Sunday, October 10, 2010

Chapman Family Concert

Thursday, October 7, was a fabulous evening for Isaac and me. We were able to go to the Chapman Family concert at FBC Houston and spend hours in worship. If you've been reading my blog for a while, you know about my family's connections to the extended Chapman family and how special this family is to me. I hadn't been to one of Steven's concerts since high school, so Thursday was quite special.

Before the concert

Isaac made sure we were able to attend the Q&A before the concert. It was refreshing to hear how far they've come and all the goodness God has worked in the 2 1/2 years since Maria died. I want to live life with transparency and honesty that they have!

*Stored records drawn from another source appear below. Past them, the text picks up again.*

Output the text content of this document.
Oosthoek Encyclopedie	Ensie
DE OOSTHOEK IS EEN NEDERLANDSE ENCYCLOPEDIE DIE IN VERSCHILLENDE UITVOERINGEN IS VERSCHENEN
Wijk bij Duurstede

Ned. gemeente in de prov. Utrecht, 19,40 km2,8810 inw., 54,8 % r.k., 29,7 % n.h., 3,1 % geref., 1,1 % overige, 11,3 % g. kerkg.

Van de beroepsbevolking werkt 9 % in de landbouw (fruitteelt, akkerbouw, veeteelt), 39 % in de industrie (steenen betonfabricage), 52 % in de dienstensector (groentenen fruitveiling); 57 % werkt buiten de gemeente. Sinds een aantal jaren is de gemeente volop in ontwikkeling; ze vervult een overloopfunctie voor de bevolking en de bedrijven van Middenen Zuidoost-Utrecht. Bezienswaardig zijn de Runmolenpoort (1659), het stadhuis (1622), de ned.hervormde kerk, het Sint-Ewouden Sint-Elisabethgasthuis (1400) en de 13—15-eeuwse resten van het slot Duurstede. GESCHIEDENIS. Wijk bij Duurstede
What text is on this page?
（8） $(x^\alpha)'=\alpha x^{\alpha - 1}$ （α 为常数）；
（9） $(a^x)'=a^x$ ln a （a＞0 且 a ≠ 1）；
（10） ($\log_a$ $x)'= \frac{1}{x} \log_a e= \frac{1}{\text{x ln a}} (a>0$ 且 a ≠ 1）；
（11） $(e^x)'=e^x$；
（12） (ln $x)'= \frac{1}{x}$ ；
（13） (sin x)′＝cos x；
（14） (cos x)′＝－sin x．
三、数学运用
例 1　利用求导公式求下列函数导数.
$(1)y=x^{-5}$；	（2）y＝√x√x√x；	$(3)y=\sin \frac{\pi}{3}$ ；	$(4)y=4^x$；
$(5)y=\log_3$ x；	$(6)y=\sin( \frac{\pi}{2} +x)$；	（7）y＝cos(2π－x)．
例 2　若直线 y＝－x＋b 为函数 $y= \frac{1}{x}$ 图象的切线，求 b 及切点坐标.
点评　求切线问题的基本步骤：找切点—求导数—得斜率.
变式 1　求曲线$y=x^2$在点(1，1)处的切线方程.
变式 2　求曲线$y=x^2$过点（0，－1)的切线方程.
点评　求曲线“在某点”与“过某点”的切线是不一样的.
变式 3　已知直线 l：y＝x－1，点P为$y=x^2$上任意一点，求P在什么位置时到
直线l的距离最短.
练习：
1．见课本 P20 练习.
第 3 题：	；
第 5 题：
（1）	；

Another one of my favorite recording artists growing up was Geoff Moore, who happens to be Steven's best friend. Geoff randomly decided to come to Houston with the Chapmans, and I enjoyed hearing updates on his family of natural and supernatural (how the Chapmans refer to their adopted kiddos) loveys.

Geoff, Mary Beth, and Steven

Caleb, which is composed of Caleb and Will Chapman and two of their buddies, opened the concert for Steven. Um, they're awesome! No offense Steven, but Caleb might just be able to out sing you!


Steven came out and sang the Caleb's closing song with the band. So fun!

Caleb and Will played with their dad during his part of the concert. They had spent the year before Maria died doing that, and I think it's awesome that they really are the "VonChaps". Caleb's wife Julia was running the Show Hope booth all evening and the little girls were there but not seen.

Geoff sang a couple of songs with Steven. Yay!

I've read Mary Beth's blog for probably 3 years or more now; I appreciate how she allows God to use her family. If you want to laugh and cry all at the same time, read her new book "Choosing to See". Mary Beth was a huge encouragement during her time on stage, and I'm so grateful for this woman who loves hard, laughs hard, mourns hard, and serves her Jesus hard!
Isaac and I were at FBC from 3:45-10:45 Thursday night, and we left exhausted but recharged all at once. Chapman Family, we love you for all you do to make our Daddy's name great!